My idea is that I still want to use as much cane as possible, but if I weed out the most and least dense pieces of cane, I get some consistency I wouldn’t have had (in theory) so separating the cane into Low, Medium, and High density, and then adjusting my gouge to those three levels might mean that I end up with similar end-result hardness in my reeds. Basically I decided to gouge the most dense cane the thickest, so when I profile the cane I’ll be using slightly softer cane farther from the bark. The softest cane would be gouged thinner, so the profile would end up closer to the bark which is harder. Medium cane would be somewhere in the middle. Resetting the gouger is another time sink in the overall process. If this was designed to save me time in the end, it looks like it might be a wash in the end, if not considerably less time efficient.

My experiment then is to see just how different the most and least dense/buoyant cane actually is.

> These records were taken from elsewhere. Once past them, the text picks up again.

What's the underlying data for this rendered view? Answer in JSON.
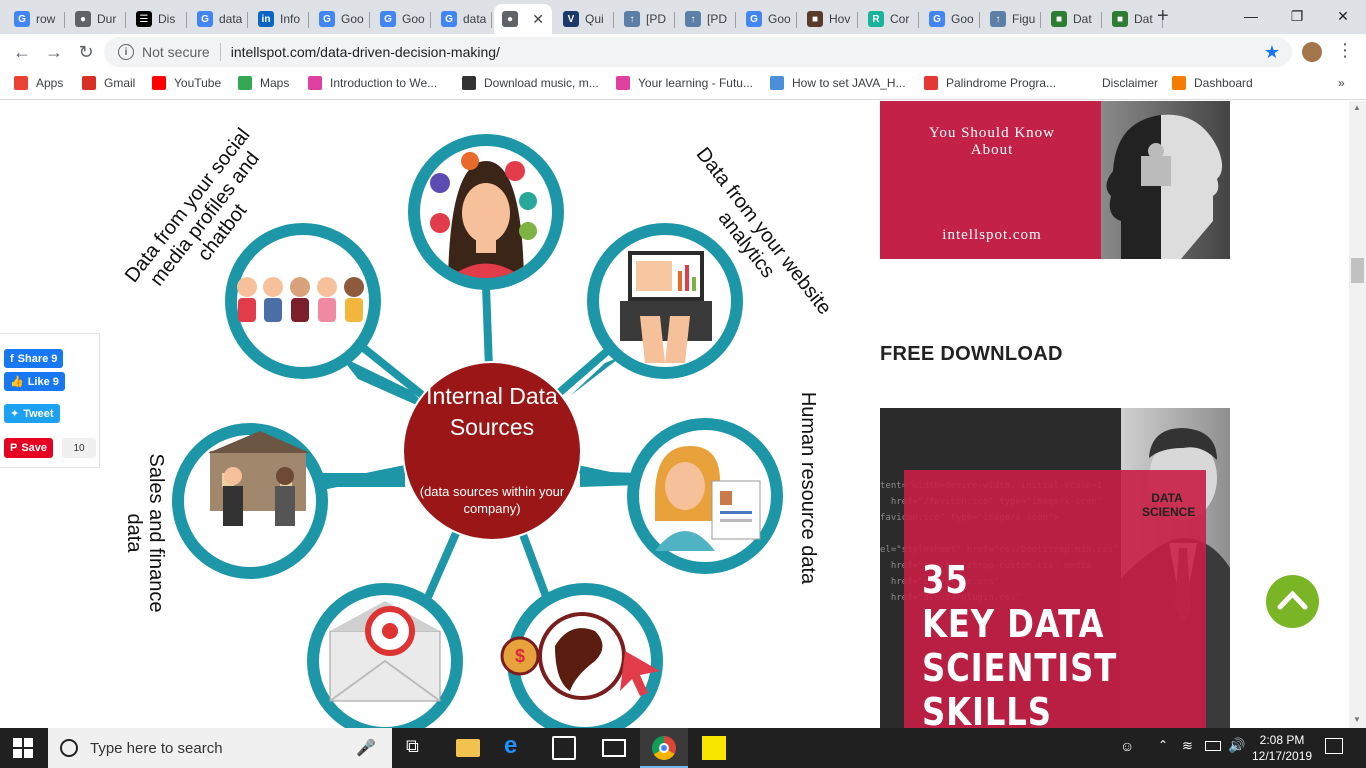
{
  "browser": {
    "tabs": [
      {
        "label": "row",
        "fav": "G",
        "color": "#4285f4"
      },
      {
        "label": "Dur",
        "fav": "●",
        "color": "#5f6368"
      },
      {
        "label": "Dis",
        "fav": "☰",
        "color": "#000000"
      },
      {
        "label": "data",
        "fav": "G",
        "color": "#4285f4"
      },
      {
        "label": "Info",
        "fav": "in",
        "color": "#0a66c2"
      },
      {
        "label": "Goo",
        "fav": "G",
        "color": "#4285f4"
      },
      {
        "label": "Goo",
        "fav": "G",
        "color": "#4285f4"
      },
      {
        "label": "data",
        "fav": "G",
        "color": "#4285f4"
      },
      {
        "label": "",
        "fav": "●",
        "color": "#5f6368",
        "active": true
      },
      {
        "label": "Qui",
        "fav": "V",
        "color": "#1b3a6b"
      },
      {
        "label": "[PD",
        "fav": "↑",
        "color": "#5b7fa6"
      },
      {
        "label": "[PD",
        "fav": "↑",
        "color": "#5b7fa6"
      },
      {
        "label": "Goo",
        "fav": "G",
        "color": "#4285f4"
      },
      {
        "label": "Hov",
        "fav": "■",
        "color": "#5a3a2a"
      },
      {
        "label": "Cor",
        "fav": "R",
        "color": "#17b39a"
      },
      {
        "label": "Goo",
        "fav": "G",
        "color": "#4285f4"
      },
      {
        "label": "Figu",
        "fav": "↑",
        "color": "#5b7fa6"
      },
      {
        "label": "Dat",
        "fav": "■",
        "color": "#2e7d32"
      },
      {
        "label": "Dat",
        "fav": "■",
        "color": "#2e7d32"
      }
    ],
    "new_tab": "+",
    "not_secure": "Not secure",
    "url": "intellspot.com/data-driven-decision-making/",
    "bookmarks": [
      {
        "label": "Apps",
        "color": "#ea4335"
      },
      {
        "label": "Gmail",
        "color": "#d93025"
      },
      {
        "label": "YouTube",
        "color": "#ff0000"
      },
      {
        "label": "Maps",
        "color": "#34a853"
      },
      {
        "label": "Introduction to We...",
        "color": "#e040a0"
      },
      {
        "label": "Download music, m...",
        "color": "#333333"
      },
      {
        "label": "Your learning - Futu...",
        "color": "#e040a0"
      },
      {
        "label": "How to set JAVA_H...",
        "color": "#4a90d9"
      },
      {
        "label": "Palindrome Progra...",
        "color": "#e53935"
      },
      {
        "label": "Disclaimer",
        "color": ""
      },
      {
        "label": "Dashboard",
        "color": "#f57c00"
      }
    ],
    "more": "»"
  },
  "infographic": {
    "center_title": "Internal Data Sources",
    "center_sub": "(data sources within your company)",
    "labels": {
      "social": "Data from your social media profiles and chatbot",
      "web": "Data from your website analytics",
      "hr": "Human resource data",
      "sales": "Sales and finance data"
    },
    "colors": {
      "teal": "#1d97a8",
      "center": "#9b1616"
    }
  },
  "share": {
    "share_label": "Share 9",
    "like_label": "Like 9",
    "tweet_label": "Tweet",
    "save_label": "Save",
    "save_count": "10"
  },
  "sidebar": {
    "ad1_line1": "You Should Know",
    "ad1_line2": "About",
    "ad1_site": "intellspot.com",
    "free_download": "FREE DOWNLOAD",
    "ad2_tag1": "DATA",
    "ad2_tag2": "SCIENCE",
    "ad2_num": "35",
    "ad2_line1": "KEY DATA",
    "ad2_line2": "SCIENTIST",
    "ad2_line3": "SKILLS"
  },
  "taskbar": {
    "search_placeholder": "Type here to search",
    "time": "2:08 PM",
    "date": "12/17/2019"
  }
}
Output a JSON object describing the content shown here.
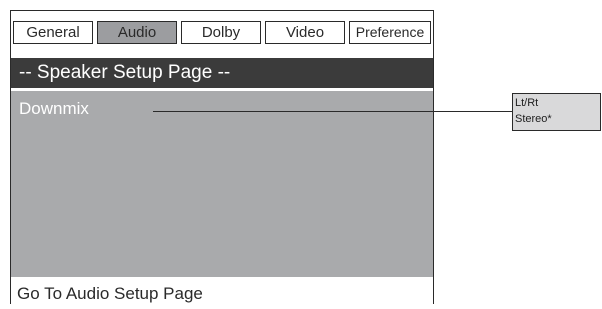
{
  "tabs": [
    {
      "label": "General",
      "active": false
    },
    {
      "label": "Audio",
      "active": true
    },
    {
      "label": "Dolby",
      "active": false
    },
    {
      "label": "Video",
      "active": false
    },
    {
      "label": "Preference",
      "active": false
    }
  ],
  "page_title": "-- Speaker Setup Page --",
  "settings": {
    "downmix_label": "Downmix"
  },
  "downmix_options": [
    {
      "label": "Lt/Rt"
    },
    {
      "label": "Stereo*"
    }
  ],
  "footer": {
    "hint": "Go To Audio Setup Page"
  },
  "colors": {
    "active_tab": "#9c9da0",
    "title_bar": "#3b3b3b",
    "content_bg": "#a9aaac",
    "options_bg": "#d9d9da"
  }
}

I have, as of this moment, a number of blanks drying that are at the extreme measurements of the density test. I gouged them all in my “medium” gouge setting, and have done all the prep work the same on all of them, except that I marked them as either “soft” or “hard”. They were all gouged the same day, soaked and dried together, and today I shaped and profiled them all in a batch.

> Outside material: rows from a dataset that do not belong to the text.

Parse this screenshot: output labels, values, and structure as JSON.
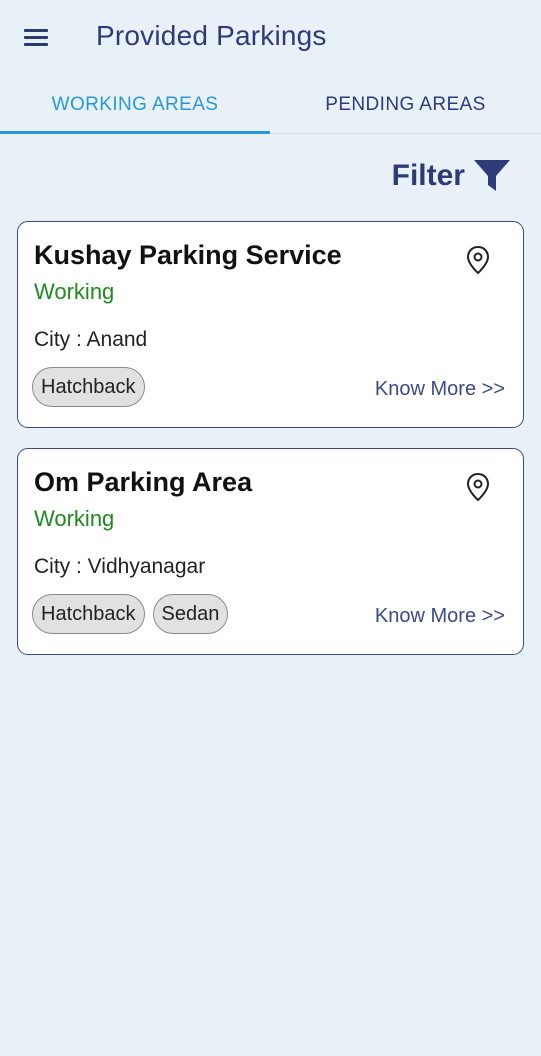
{
  "appbar": {
    "title": "Provided Parkings",
    "menu_icon": "menu-icon"
  },
  "tabs": [
    {
      "label": "WORKING AREAS",
      "active": true
    },
    {
      "label": "PENDING AREAS",
      "active": false
    }
  ],
  "filter": {
    "label": "Filter",
    "icon": "filter-icon"
  },
  "colors": {
    "primary": "#2f3b78",
    "active_tab": "#2a98d8",
    "status_working": "#1e8a1e",
    "background": "#e8f1f8"
  },
  "cards": [
    {
      "name": "Kushay Parking Service",
      "status": "Working",
      "city": "City : Anand",
      "vehicle_types": [
        "Hatchback"
      ],
      "link": "Know More >>"
    },
    {
      "name": "Om Parking Area",
      "status": "Working",
      "city": "City : Vidhyanagar",
      "vehicle_types": [
        "Hatchback",
        "Sedan"
      ],
      "link": "Know More >>"
    }
  ]
}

So far I can say only one thing about them: the hardest pieces were the only ones that I had issues with the cane splitting along the grain when handling them. I tried to get 7 of each extreme, and had to actually pull 3 additional pieces of the “hard” batch out because 3 of my original group were brittle and split apart when I was gouging them. Just right up the middle of the cane along the grain. And one more of the hard batch split on me when folding in preparation for forming the tube. We have yet to see if I have some split in the forming process more than the “soft” pieces. I guess this makes sense; the harder cane is more brittle and prone to breaking. The thing is that I would have weeded these pieces out at this stage even if I hadn’t measured them.